Dalam hati saya mengamini jawabannya. Alangkah indah menyambut Idul Fitri dengan hati yang bersih. Saya tahu teman ini meminta maaf dengan tulus. Walau gayanya dan tampangnya kayak preman. Kalau nyetatus bikin sebal orang tapi sesungguhnya hatinya baik. Sama dengan tone suaranya di telpon itu yang penuh kehangatan.
Sebuah permintaan maaf dari Riyadh yang bikin hati saya terharu. Betul, hati saya berdebar mendengar permintaan maaf itu. Bagaimana bisa teman ini bisa tiba-tiba ingat saya. Saya percaya dia telpon bukan karena kesepian berada di negeri orang. Itu semua karena dia ingin menyambut Idul Fitri dengan hati yang bersih.
Setelah 1 bulan menjalani kewajiban agamanya untuk berpuasa Ia ingin melengkapinya dengan pembersihan hati. Manusia yang kembali pada fitrahnya. Buat saya ini 'sesuatu' sekali.

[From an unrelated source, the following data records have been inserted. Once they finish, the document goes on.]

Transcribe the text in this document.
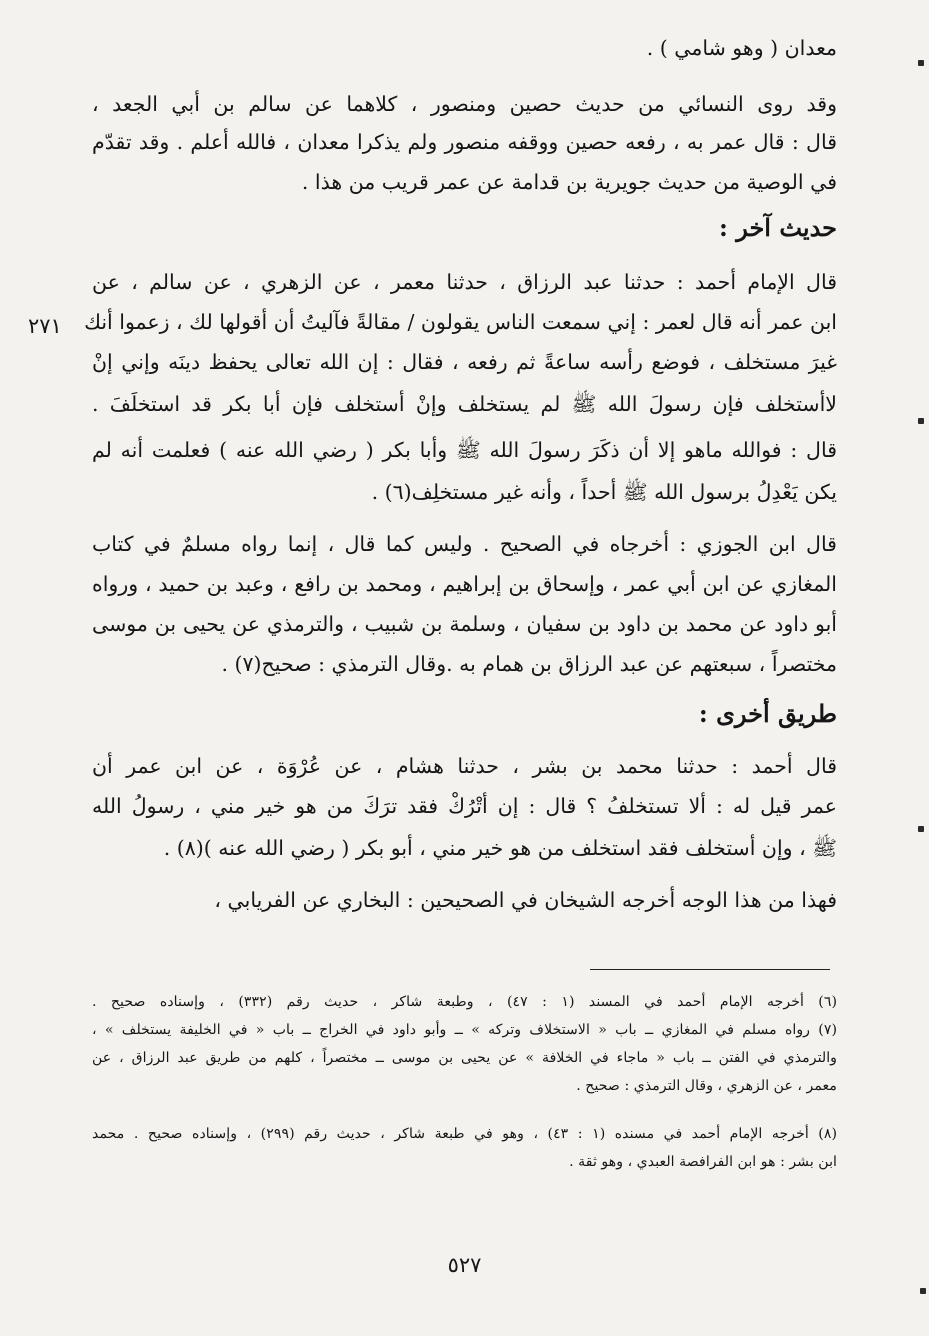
معدان ( وهو شامي ) .
وقد روى النسائي من حديث حصين ومنصور ، كلاهما عن سالم بن أبي الجعد ،
قال : قال عمر به ، رفعه حصين ووقفه منصور ولم يذكرا معدان ، فالله أعلم . وقد تقدّم
في الوصية من حديث جويرية بن قدامة عن عمر قريب من هذا .
حديث آخر :
قال الإمام أحمد : حدثنا عبد الرزاق ، حدثنا معمر ، عن الزهري ، عن سالم ، عن
٢٧١ ابن عمر أنه قال لعمر : إني سمعت الناس يقولون / مقالةً فآليتُ أن أقولها لك ، زعموا أنك
غيرَ مستخلف ، فوضع رأسه ساعةً ثم رفعه ، فقال : إن الله تعالى يحفظ دينَه وإني إنْ
لاأستخلف فإن رسولَ الله ﷺ لم يستخلف وإنْ أستخلف فإن أبا بكر قد استخلَفَ .
قال : فوالله ماهو إلا أن ذكَرَ رسولَ الله ﷺ وأبا بكر ( رضي الله عنه ) فعلمت أنه لم
يكن يَعْدِلُ برسول الله ﷺ أحداً ، وأنه غير مستخلِف(٦) .
قال ابن الجوزي : أخرجاه في الصحيح . وليس كما قال ، إنما رواه مسلمٌ في كتاب
المغازي عن ابن أبي عمر ، وإسحاق بن إبراهيم ، ومحمد بن رافع ، وعبد بن حميد ، ورواه
أبو داود عن محمد بن داود بن سفيان ، وسلمة بن شبيب ، والترمذي عن يحيى بن موسى
مختصراً ، سبعتهم عن عبد الرزاق بن همام به .وقال الترمذي : صحيح(٧) .
طريق أخرى :
قال أحمد : حدثنا محمد بن بشر ، حدثنا هشام ، عن عُرْوَة ، عن ابن عمر أن
عمر قيل له : ألا تستخلفُ ؟ قال : إن أتْرُكْ فقد ترَكَ من هو خير مني ، رسولُ الله
ﷺ ، وإن أستخلف فقد استخلف من هو خير مني ، أبو بكر ( رضي الله عنه )(٨) .
فهذا من هذا الوجه أخرجه الشيخان في الصحيحين : البخاري عن الفريابي ،
(٦) أخرجه الإمام أحمد في المسند (١ : ٤٧) ، وطبعة شاكر ، حديث رقم (٣٣٢) ، وإسناده صحيح .
(٧) رواه مسلم في المغازي ــ باب « الاستخلاف وتركه » ــ وأبو داود في الخراج ــ باب « في الخليفة يستخلف » ،
والترمذي في الفتن ــ باب « ماجاء في الخلافة » عن يحيى بن موسى ــ مختصراً ، كلهم من طريق عبد الرزاق ، عن
معمر ، عن الزهري ، وقال الترمذي : صحيح .
(٨) أخرجه الإمام أحمد في مسنده (١ : ٤٣) ، وهو في طبعة شاكر ، حديث رقم (٢٩٩) ، وإسناده صحيح . محمد
ابن بشر : هو ابن الفرافصة العبدي ، وهو ثقة .
٥٢٧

Terima kasih teman atas telponnya. That’s a big surprise. I really appreciate it. Berharap dirimu bisa menemukan kembali mood untuk menulis di Kompasiana. Saya tahu dirimu salah satu penulis jenius yang pernah ada di rumah sehat kita ini.
Selamat Idul Fitri teman yang jauh di perantauan. Ijinkan saya mohon maaf juga, lahir dan bathin. Eh sekalian ucapan yang sama untuk segenap admin Kompasiana Kang Pepih, Bang Isjet, Mas Nurul, Mbak Ella...dll. Dan tidak ketinggalan pada para sahabat penulis Kompasiana yang merayakan.